1404 ist alles freundlich gehalten, 2070 ist da schon ne ganz andere Liga.


----------



## Carmir (15. Februar 2012)

Ich konnte mich mit der Atmosphäre bei Anno 2070 irgendwie gar nicht anfreunden, dabei ist das Spiel selbst gegenüber 1404 wirklich verbessert worden. Jetzt spiele ich wieder 14404.


----------



## Dr Bakterius (15. Februar 2012)

> Jetzt spiele ich wieder 14404.


Wann kommt der Teil und in welcher Epoche spielt der
OK ist ein Scherz, Anno 2070 hätte ich glatt mal probiert aber mich stören die Zwänge


----------



## headcracker (16. Februar 2012)

Ich hab beides, finde 1404 aber eindeutig besser. Es ist mir viel sympatischer und hat eine insgesamt freundlichere Atmosphäre. 2070 spiele ich zwar auch gelegentlich und es ist insgesamt auch ein tolles Spiel, aber Grafik & Atmosphäre ist imo zu grau, zu dunkel, zu steril. Selbst bei den Ecos, wenn auch nicht so schlimm wie bei den Tycoons.
Es gibt sicher Leute die so einen Stil lieber mögen, aber ich habe mit Anno immer eine allgemein helle, freundliche Athmosphäre verbunden, mit einem halbwegs guten Militärpart.


----------



## batmaan (16. Februar 2012)

von welchen zwängen bei anno 2070 wird hier gesprochen?


----------



## Dr Bakterius (16. Februar 2012)

Ich meine damit den Online Zwang, auch ist es nervig wenn deren Server nicht will man nichmal zocken kann


----------



## batmaan (16. Februar 2012)

achso, ich dachte spielerisch. Bin auch am überlegen, ob ich mir anno 2070 kaufen soll. Wäre mein erstes Anno.
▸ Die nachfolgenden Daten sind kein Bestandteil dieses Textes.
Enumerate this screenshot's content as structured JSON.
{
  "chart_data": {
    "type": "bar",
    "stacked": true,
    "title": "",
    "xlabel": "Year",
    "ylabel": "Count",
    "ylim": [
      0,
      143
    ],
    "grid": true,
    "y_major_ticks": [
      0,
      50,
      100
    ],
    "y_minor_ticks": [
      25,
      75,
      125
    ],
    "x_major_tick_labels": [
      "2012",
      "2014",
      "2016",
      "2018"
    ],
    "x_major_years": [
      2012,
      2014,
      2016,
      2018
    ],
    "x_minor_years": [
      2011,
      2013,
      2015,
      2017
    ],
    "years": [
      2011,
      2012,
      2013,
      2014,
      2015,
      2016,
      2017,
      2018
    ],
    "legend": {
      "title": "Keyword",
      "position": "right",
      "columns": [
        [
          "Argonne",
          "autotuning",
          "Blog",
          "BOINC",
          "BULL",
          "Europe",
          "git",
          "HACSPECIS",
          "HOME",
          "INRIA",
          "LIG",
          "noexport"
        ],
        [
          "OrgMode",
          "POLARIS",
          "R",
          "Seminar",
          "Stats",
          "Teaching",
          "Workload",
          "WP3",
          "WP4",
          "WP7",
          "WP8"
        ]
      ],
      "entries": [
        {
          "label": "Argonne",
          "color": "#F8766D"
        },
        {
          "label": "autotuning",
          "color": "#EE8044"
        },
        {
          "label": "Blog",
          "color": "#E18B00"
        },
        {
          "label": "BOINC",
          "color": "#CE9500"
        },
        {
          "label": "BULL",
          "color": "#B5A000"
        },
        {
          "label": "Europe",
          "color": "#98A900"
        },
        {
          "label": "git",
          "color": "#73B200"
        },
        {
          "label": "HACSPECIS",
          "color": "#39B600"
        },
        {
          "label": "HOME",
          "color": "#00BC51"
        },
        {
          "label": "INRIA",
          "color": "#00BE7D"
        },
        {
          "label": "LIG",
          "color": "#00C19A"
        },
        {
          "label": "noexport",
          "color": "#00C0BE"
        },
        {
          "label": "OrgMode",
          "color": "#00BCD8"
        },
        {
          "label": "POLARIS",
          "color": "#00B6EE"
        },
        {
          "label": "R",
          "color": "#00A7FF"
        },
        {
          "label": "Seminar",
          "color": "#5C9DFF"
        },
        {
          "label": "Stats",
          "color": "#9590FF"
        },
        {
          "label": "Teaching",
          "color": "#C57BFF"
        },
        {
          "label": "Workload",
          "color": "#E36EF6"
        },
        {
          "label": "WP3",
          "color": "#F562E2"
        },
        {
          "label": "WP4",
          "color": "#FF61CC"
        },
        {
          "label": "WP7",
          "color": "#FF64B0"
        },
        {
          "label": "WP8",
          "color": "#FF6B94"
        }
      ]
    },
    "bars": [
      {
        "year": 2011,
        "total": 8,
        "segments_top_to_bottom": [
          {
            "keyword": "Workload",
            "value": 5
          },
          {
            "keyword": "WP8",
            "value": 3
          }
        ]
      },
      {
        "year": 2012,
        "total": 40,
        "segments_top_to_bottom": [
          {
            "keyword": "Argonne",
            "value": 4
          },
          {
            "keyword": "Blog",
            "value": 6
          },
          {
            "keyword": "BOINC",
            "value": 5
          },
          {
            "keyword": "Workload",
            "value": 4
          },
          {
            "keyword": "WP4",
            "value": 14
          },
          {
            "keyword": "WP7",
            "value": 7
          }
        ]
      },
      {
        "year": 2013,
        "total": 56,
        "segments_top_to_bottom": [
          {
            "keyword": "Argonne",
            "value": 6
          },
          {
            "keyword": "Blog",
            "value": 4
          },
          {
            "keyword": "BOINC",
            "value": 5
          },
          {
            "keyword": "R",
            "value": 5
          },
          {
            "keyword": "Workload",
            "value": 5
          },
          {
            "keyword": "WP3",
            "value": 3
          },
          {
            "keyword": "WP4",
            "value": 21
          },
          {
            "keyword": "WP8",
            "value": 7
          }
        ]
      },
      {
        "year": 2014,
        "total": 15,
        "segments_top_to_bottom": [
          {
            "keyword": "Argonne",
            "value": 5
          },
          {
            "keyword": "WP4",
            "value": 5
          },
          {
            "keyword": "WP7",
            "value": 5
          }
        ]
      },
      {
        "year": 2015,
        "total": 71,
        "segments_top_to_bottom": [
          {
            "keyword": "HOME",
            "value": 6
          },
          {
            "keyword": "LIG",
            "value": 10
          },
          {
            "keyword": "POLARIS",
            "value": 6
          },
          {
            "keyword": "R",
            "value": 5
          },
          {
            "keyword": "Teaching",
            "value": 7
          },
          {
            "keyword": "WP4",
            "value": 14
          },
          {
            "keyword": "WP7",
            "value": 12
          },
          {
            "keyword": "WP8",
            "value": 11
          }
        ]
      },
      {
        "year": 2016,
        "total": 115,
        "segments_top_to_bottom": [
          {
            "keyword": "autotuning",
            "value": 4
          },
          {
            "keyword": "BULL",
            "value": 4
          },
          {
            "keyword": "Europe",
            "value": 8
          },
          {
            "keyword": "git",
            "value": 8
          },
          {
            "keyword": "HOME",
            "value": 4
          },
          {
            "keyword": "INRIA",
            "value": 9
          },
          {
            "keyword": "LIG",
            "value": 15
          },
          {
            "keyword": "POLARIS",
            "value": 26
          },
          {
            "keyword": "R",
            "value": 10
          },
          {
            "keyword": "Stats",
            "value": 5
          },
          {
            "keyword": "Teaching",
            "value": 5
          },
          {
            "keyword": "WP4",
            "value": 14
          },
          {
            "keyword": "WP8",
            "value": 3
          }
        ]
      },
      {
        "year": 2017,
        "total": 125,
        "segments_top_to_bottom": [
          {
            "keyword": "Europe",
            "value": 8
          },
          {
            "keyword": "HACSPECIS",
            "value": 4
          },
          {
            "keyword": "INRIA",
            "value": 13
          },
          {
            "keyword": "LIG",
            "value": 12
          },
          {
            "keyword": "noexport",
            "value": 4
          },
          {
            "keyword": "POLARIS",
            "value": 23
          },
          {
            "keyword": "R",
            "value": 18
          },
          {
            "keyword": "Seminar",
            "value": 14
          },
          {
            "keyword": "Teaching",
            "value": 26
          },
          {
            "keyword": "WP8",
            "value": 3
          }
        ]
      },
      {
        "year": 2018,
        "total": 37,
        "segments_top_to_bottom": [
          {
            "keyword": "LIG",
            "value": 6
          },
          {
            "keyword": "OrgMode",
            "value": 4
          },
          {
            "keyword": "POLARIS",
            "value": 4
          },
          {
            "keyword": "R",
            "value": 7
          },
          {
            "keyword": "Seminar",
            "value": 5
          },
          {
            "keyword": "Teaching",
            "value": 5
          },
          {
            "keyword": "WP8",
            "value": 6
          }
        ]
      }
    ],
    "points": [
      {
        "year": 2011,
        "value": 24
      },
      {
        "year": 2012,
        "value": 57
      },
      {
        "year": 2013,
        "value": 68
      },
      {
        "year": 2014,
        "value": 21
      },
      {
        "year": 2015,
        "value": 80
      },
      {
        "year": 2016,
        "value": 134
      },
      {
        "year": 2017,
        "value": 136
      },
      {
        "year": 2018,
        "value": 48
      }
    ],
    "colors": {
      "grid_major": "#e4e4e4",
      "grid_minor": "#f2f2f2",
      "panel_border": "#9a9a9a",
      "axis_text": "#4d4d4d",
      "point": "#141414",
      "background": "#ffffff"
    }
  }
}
Habe aber Angst, dass es mich überfordet.


----------



## 1000Foxi (17. Februar 2012)

Ich würde dir 1404 ans Herz legen 
Ich denke mal, das 2070 komplexer ist, schon allein wegen den 3 Fraktionen


----------



## zockerprince15 (23. Februar 2012)

Also ich Liebe mein 2070. Da vorallem im Multiplayer ist es interessant das jeder eine andere Fraktion spielen kann. Der miliärpart in 1404 ist einfach nur schlecht. Was in 2070 einfach genial gelöst ist. Vorallem da es jetzt auch U-Boote und und Flugzeuge gibt. 

Mir persönlich gefallt auch diese düstere und vorallem realistische Atmosphäre sehr gut.

1701 finde ich auch einen sehr guten Teil vor allem für Anfänger da er einen besseren Militärpart bietet aber trotzdem nicht so umfangreich wie 1404 ist. Empfehlen kann ich aber alle anno Teile selbst die älteren da alle sehr viel Spaß machen, wenn mann auch mit freunden spielen will empfehle ich 2070  da es den abwechslungsreicheren multiplayer bietet.


----------



## 1000Foxi (25. Februar 2012)

Bei dem Militärsystem gebe ich dir recht.
In Anno 1404 ist das voll der Crap 
1701 habe ich früher Geliebt.
Spiele es aber nurnoch selten, wegen seinem Alter.


----------



## Jolly91 (8. März 2012)

2070 macht am Anfang schon etwas spaß, aber dann lässt dies deutlich nach, leider...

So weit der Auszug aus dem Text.